113 And while we're at it, many of the CONFIG_FEATURE_CLEAN_UP #ifdefs will be
114 optimized out by the compiler in the stack allocation case (since there's no
115 free for an alloca()), and this means that various cleanup loops that just
116 call free might also be optimized out by the compiler if written right, so
117 we can yank those #ifdefs too, and generally clean up the code.
119 Switch CONFIG_SYMBOLS to ENABLE_SYMBOLS
121 In busybox 1.0 and earlier, configuration was done by CONFIG_SYMBOLS
122 that were either defined or undefined to indicate whether the symbol was
123 selected in the .config file. They were used with #ifdefs, ala:
131 In 1.1, we have new ENABLE_SYMBOLS which are always defined (as 0 or 1),
132 meaning you can still use them for preprocessor tests by replacing
133 "#ifdef CONFIG_SYMBOL" with "#if ENABLE_SYMBOL". But more importantly, we
134 can use them as a true or false test in normal C code:
136 if (ENABLE_SYMBOL && other_test) {
140 (Optimizing away if() statements that resolve to a constant value
141 is known as "dead code elimination", an optimization so old and simple that
142 Turbo Pascal for DOS did it twenty years ago. Even modern mini-compilers
143 like the Tiny C Compiler (tcc) and the Small Device C Compiler (SDCC)
144 perform dead code elimination.)
146 Right now, busybox.h is #including both "config.h" (defining the
147 CONFIG_SYMBOLS) and "bb_config.h" (defining the ENABLE_SYMBOLS). At some
148 point in the future, it would be nice to wean ourselves off of the
149 CONFIG versions. (Among other things, some defective build environments
150 leak the Linux kernel's CONFIG_SYMBOLS into the system's standard #include
151 files. We've experienced collisions before.)
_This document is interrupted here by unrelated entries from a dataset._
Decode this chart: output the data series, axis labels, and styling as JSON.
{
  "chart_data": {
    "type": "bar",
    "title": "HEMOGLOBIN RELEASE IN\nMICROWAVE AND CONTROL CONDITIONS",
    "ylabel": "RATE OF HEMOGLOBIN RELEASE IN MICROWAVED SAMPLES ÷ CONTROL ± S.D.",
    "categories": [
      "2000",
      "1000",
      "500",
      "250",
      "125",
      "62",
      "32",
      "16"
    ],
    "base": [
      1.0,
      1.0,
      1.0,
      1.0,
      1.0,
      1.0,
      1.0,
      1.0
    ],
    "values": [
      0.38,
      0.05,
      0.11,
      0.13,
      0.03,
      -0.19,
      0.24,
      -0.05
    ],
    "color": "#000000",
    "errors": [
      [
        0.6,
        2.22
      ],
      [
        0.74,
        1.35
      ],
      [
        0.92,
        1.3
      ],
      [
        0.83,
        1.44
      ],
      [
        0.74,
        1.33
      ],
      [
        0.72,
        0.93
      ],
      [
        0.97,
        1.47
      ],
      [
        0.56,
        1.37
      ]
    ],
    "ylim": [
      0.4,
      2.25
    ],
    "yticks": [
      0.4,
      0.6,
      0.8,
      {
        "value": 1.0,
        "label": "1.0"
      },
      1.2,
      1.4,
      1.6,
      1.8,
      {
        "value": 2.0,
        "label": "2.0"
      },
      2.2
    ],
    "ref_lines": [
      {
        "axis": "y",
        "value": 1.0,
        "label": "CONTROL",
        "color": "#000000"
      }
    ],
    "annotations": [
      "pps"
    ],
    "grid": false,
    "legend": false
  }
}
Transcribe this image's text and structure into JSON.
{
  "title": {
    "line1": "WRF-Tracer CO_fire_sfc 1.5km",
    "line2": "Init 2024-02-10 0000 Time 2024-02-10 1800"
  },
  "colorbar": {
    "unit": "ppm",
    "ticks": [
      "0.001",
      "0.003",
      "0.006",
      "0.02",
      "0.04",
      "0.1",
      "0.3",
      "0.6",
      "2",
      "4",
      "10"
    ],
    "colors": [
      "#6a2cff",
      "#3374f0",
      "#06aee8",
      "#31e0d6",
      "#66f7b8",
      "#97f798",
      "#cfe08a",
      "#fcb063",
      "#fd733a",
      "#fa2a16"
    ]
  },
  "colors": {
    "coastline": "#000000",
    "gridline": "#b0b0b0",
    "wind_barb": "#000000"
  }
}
154 This is more an unresolved issue than a to-do item. More thought is needed.
156 Normally we rely on exit() to free memory, close files, and unmap segments
157 for us. This makes most calls to free(), close(), and unmap() optional in
158 busybox applets that don't intend to run for very long, and optional stuff
159 can be omitted to save size.
161 The idea was raised that we could simulate fork/exit with setjmp/longjmp
162 for _really_ brainless embedded systems, or speed up the standalone shell
163 by not forking. Doing so would require a reliable FEATURE_CLEAN_UP.
164 Unfortunately, this isn't as easy as it sounds.
166 The problem is, lots of things exit(), sometimes unexpectedly (xmalloc())
167 and sometimes reliably (bb_perror_msg_and_die() or show_usage()). This
168 jumps out of the normal flow control and bypasses any cleanup code we
169 put at the end of our applets.
171 It's possible to add hooks to libbb functions like xmalloc() and bb_xopen()
172 to add their entries to a linked list, which could be traversed and
173 freed/closed automatically. (This would need to be able to free just the
174 entries after a checkpoint to be usable for a forkless standalone shell.
175 You don't want to free the shell's own resources.)
177 Right now, FEATURE_CLEAN_UP is more or less a debugging aid, to make things
178 like valgrind happy. It's also documentation of _what_ we're trusting
179 exit() to clean up for us. But new infrastructure to auto-free stuff would
180 render the existing FEATURE_CLEAN_UP code redundant.
182 For right now, exit() handles it just fine.